[sork] Re: [dev] Password expiry

Wed Feb 5 17:10:37 PST 2003

"Eric Rostetter" <eric.rostetter at physics.utexas.edu> wrote:
> Quoting Jeroen Huinink <j.huinink at wanadoo.nl>:
>
> > The way we set it up is to use IMAP authentication. This simply fails
when
> > your password is expired so you cannot log into horde to change your
> > password
>
> As it should (although you don't need to login to Horde to change your
> password via sork, at least in HEAD.  But in any case, if it is expired,
> sork won't be able to verify you and therefor won't change your password).

That is precisely my point. If you have no other access to the backend
system you will not be able to change your password after it expires.

> > I really like the password strength tests in sork, but if you want to
> > enforce a strict password policy, you would also like to store old
passwords
> > so the user cannot simply alternate between two or three passwords.
>
> This is the job of the backend system/changer.  That is, my poppassd
server
> should be checking this if my system supports it, etc.  Of course, that
> is also true of the strength tests we put in.  We put them in anyway since
> so many backends are broken...

Exactly. So why do we have the other strength tests and do not check for old
passwords.

> Having horde/sork store users passwords just doesn't seem right to me.
> Sure, we could do it.  But should we?  I'll think about it.  I supposed if
> they are stored encrypted (one-way) it wouldn't be too bad.  But it means
> adding database support as a requirement to passwd (at least if using this
> option), which currently isn't a requirment.

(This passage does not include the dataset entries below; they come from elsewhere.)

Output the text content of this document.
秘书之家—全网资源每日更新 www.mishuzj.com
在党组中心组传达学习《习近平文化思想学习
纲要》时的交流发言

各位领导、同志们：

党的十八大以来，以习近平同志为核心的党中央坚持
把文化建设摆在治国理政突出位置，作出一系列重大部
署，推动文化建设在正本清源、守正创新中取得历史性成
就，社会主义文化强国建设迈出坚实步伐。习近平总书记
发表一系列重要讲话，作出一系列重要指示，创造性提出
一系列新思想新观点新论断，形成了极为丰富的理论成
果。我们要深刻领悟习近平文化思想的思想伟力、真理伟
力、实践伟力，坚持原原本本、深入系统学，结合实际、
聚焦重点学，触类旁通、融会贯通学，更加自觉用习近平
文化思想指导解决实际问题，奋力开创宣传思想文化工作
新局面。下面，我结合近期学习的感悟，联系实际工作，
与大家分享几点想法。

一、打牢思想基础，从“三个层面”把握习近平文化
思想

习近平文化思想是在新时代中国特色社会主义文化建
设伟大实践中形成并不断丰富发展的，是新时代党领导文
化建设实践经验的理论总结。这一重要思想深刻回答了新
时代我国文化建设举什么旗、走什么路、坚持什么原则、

You can optionally switch on the other strengths checks. You could do the
same for checking against old passwords. The fields required for this could
be added to the horde_users table.

> The big problem I see is getting the expiration information from the
system.

I think that we need a solution that implements different backends for this,
similar to the backends that you now have in sork. You might need to make
changes to some authentication backends and/or password backends to allow
storage of "last change date".

> > What I did now is create a php shell script that we will be running as a
> > cron job that sends an e-mail warning when a password is about to
expire.
>
> If you can find a way to get the expiration info from php, then it is
trivial
> to put a warning into horde.  If you can do this via a command line
command
> on your horde web server, then you can template it off the comamnd line
> quota code.  I just don't know how you can get the expiration time of the
> user's password.

I have a script that needs to be ran as root and uses the linux (unix?)
"chage" command.

> > I'll see if I can generalize this and share this with the list if there
is
> > interest.
>
> Actually, if you can find a way to get the info, I might be willing to
> put it into the accounts module summary screen.  Once that is done, it
> should be trival to integrate it into Horde more generally.

You can use "chage -l <user>" to get the information for the current user or
for every user (if you are root). I am cleaning up our script and will send
it later.

> We just need to know how to get this expiration information on various OS
> models.

As I said this should/could be implemented through different backends (and
some might support this and others not).

Regards,
Jeroen

PS I am working on implementing a Horde_relationships class otherwise I
would volunteer to work on this. If there is somebody else who wants to take
this on? It will probably take some time before I could pick this one up.